In a written statement, player agent Brodie Van Wagenen accused owners of collusion and threatened a boycott of spring training. The union responded there would be no such action or, at the very least, that it had not recommended it. Boras frequently has railed against a climate he has called a “non-competitive cancer.” Los Angeles Dodgers pitcher Kenley Jansen mused about how the players might just have to strike.

Meantime, several players seem to regret parts of the collective bargaining agreement, the CBT in particular.

Said Brandon Moss: “What we have done is we’ve given the owners and teams and franchises an excuse to not pay top free agents.”

And Kershaw: “Everybody talks about the CBT and all this stuff like which teams can’t spend and which teams can spend.
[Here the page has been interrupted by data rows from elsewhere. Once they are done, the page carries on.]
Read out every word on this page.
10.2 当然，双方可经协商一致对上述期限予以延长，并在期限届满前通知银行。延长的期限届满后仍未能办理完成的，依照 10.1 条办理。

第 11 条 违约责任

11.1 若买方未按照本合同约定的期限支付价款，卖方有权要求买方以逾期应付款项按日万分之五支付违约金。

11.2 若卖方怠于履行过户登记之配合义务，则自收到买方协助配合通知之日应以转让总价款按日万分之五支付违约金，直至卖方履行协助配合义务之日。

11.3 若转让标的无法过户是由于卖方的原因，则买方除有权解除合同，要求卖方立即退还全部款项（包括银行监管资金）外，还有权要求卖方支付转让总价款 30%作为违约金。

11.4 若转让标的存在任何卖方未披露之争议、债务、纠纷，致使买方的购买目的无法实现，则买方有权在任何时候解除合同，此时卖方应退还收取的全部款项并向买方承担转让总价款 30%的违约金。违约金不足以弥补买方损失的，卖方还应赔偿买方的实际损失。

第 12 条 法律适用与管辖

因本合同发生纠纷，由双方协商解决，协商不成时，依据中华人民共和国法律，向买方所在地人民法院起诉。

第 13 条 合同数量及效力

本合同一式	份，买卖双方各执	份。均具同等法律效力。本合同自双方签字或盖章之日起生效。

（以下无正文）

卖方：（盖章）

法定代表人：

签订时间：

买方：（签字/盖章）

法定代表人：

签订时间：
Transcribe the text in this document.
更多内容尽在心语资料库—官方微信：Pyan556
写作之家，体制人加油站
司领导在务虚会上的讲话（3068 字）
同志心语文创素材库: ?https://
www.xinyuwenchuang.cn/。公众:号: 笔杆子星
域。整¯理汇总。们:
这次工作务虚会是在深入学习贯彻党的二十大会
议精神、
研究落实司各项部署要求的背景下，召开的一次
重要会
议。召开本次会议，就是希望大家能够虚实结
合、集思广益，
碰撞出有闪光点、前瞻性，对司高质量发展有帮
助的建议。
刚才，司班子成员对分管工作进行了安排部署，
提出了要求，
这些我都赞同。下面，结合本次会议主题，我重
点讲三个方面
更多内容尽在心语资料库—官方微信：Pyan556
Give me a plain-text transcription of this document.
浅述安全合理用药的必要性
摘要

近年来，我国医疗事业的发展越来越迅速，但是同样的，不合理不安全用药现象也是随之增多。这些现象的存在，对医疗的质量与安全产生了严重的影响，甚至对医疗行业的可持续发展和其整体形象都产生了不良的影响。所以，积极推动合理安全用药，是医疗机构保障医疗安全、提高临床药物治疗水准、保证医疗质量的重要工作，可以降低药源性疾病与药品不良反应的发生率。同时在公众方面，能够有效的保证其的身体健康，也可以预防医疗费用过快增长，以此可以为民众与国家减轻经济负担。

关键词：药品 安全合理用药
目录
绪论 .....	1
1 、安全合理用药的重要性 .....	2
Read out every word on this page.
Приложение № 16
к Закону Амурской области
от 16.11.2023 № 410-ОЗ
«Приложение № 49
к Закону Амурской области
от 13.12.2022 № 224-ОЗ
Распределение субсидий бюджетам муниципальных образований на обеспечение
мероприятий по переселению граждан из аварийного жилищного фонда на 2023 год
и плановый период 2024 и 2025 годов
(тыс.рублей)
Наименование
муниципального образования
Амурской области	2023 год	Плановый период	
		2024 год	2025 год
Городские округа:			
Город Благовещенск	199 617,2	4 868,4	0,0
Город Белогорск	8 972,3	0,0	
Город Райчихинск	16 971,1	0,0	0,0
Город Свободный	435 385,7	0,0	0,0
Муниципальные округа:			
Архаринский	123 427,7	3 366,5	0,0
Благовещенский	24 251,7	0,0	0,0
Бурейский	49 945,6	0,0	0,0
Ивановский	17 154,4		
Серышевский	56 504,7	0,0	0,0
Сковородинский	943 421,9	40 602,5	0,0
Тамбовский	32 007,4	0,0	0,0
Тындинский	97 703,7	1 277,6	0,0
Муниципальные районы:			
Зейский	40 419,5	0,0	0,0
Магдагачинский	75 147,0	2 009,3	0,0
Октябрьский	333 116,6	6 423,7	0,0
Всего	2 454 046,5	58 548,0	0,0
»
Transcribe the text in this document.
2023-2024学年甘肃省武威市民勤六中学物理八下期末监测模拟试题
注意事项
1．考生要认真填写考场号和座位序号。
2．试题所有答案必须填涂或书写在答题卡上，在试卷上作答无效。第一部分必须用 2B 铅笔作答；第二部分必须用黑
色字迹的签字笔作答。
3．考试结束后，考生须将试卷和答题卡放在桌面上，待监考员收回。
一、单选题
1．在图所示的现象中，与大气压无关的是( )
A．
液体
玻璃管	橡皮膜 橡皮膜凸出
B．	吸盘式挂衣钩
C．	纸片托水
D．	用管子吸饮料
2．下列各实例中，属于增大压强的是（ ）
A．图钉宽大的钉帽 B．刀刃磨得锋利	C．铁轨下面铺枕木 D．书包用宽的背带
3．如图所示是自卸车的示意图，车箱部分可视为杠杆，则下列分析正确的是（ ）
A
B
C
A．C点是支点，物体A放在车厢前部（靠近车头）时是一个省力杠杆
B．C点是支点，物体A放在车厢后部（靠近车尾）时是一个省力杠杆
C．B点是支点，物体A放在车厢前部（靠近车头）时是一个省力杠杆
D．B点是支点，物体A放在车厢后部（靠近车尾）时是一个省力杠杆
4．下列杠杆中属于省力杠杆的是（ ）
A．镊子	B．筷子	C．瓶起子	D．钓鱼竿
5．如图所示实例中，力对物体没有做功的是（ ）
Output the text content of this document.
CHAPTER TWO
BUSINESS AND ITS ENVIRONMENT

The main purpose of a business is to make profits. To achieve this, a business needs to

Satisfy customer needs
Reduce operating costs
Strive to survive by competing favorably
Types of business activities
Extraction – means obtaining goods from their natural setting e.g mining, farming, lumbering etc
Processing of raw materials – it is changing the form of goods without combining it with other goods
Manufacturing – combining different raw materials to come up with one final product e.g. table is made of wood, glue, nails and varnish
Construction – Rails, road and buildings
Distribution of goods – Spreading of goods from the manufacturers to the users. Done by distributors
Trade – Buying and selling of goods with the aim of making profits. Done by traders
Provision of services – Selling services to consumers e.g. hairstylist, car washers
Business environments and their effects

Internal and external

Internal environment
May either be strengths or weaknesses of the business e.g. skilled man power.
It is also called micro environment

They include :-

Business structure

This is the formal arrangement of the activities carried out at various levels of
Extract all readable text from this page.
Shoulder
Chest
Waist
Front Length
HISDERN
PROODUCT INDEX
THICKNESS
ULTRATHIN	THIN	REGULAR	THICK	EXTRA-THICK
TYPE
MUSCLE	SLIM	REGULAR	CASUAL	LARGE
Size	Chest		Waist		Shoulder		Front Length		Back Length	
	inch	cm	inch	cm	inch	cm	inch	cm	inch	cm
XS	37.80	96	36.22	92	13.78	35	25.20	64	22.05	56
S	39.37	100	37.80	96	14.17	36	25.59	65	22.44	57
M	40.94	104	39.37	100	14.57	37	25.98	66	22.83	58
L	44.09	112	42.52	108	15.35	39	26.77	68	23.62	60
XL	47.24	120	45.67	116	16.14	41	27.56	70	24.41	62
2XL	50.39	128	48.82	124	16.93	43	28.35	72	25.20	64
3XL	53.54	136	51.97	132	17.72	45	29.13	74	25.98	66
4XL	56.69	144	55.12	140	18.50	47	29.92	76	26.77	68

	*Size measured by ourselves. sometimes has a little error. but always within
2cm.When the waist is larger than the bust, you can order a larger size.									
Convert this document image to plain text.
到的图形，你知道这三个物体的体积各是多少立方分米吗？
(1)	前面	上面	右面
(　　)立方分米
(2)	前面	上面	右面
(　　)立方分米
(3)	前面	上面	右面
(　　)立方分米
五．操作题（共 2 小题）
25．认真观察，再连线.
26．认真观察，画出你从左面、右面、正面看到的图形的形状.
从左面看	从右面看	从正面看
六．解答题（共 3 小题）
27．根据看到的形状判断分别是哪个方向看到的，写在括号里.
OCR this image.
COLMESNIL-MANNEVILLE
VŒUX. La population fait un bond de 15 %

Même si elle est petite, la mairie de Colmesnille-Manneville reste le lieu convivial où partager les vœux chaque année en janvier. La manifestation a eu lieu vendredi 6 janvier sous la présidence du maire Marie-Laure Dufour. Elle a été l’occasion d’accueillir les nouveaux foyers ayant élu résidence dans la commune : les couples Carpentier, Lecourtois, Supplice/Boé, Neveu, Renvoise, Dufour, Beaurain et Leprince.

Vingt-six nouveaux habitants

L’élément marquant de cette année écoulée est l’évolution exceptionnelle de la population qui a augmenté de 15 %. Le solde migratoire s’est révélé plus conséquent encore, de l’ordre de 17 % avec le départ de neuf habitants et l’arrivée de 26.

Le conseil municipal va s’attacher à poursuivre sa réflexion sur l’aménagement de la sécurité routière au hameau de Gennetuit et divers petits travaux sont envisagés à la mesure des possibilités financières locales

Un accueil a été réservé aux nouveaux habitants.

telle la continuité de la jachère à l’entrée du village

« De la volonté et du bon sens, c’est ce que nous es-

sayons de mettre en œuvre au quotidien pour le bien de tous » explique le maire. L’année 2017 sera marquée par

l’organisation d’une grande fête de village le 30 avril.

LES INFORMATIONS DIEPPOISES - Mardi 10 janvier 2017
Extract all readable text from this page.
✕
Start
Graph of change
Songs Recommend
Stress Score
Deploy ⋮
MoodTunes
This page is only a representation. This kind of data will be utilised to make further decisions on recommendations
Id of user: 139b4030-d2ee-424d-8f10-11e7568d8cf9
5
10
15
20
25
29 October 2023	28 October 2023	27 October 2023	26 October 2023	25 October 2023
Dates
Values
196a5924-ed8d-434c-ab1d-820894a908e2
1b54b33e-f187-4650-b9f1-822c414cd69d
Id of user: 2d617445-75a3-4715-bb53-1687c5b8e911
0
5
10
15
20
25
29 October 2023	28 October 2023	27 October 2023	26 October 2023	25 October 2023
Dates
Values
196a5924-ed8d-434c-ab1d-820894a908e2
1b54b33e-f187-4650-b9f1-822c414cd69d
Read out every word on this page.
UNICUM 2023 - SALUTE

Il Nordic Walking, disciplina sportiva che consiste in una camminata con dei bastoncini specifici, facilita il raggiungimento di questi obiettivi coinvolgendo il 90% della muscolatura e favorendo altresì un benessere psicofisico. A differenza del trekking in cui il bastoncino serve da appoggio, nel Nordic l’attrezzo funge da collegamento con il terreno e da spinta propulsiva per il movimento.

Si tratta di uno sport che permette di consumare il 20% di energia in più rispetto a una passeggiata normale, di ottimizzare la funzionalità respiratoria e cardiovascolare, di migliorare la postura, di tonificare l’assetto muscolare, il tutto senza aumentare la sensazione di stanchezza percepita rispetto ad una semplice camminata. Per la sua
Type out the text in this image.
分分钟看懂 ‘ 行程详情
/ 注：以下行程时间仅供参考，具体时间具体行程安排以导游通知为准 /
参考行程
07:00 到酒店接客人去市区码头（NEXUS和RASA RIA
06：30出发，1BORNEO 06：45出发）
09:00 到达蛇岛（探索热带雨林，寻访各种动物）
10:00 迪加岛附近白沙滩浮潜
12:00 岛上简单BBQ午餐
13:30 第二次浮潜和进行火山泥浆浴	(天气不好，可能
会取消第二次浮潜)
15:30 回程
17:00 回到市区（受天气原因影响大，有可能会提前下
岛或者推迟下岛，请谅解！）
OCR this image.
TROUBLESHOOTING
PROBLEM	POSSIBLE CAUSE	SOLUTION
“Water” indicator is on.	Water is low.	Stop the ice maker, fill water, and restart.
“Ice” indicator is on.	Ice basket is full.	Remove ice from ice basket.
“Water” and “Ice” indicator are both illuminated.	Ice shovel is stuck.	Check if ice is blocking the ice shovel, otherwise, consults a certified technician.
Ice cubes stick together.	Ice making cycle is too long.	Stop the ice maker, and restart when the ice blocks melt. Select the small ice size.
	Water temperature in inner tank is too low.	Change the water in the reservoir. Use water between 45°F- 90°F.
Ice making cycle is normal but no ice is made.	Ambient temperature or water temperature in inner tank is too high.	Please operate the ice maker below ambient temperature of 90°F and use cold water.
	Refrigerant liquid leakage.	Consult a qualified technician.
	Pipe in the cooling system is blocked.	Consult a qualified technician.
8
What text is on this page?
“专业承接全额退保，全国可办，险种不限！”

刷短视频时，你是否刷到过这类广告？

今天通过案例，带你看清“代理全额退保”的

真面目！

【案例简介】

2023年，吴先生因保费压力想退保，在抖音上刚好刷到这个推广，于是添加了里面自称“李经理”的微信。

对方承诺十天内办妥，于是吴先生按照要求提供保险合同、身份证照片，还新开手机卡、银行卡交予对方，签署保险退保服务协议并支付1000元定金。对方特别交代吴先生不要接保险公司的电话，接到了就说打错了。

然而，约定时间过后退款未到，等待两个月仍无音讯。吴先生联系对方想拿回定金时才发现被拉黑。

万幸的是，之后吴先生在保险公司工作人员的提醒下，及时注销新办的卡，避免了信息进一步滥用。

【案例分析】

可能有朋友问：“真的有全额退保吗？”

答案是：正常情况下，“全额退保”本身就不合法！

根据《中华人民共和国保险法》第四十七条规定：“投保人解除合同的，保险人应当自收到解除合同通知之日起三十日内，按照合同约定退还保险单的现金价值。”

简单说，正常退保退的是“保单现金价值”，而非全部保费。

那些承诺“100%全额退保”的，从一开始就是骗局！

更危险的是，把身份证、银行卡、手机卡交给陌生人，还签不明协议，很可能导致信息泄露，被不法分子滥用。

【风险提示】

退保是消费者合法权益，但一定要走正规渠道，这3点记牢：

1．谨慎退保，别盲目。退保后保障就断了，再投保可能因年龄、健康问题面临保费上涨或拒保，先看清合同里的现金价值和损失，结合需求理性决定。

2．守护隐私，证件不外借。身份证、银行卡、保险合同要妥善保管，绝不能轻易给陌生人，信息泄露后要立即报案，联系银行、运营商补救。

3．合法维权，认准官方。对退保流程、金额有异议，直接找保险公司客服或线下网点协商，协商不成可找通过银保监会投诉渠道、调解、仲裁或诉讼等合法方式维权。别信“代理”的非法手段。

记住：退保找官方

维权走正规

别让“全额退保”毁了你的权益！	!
Maybe that’s on the players’ association for what we agreed to. But at the same time we don’t care if they go over. They made enough money where they can spend money if they need to.”

Commissioner Manfred, in Beverly Hills last week for the quarterly owners meetings, framed the current climate otherwise.

“Baseball has always been a cyclical player business,” he said. “Teams have always done best when they bring a cohort of players together, and that group matures together and becomes competitive. I don’t see a conceptual change.”

As for his own culpability and that of the union, Clark said, “I don’t mind the debate, whether it’s in the clubhouse or in the union. It is a little early to draw conclusions. I think everybody is trying to appreciate how we find ourselves in a historic place at this point in time in the offseason. That is, how did we get here?”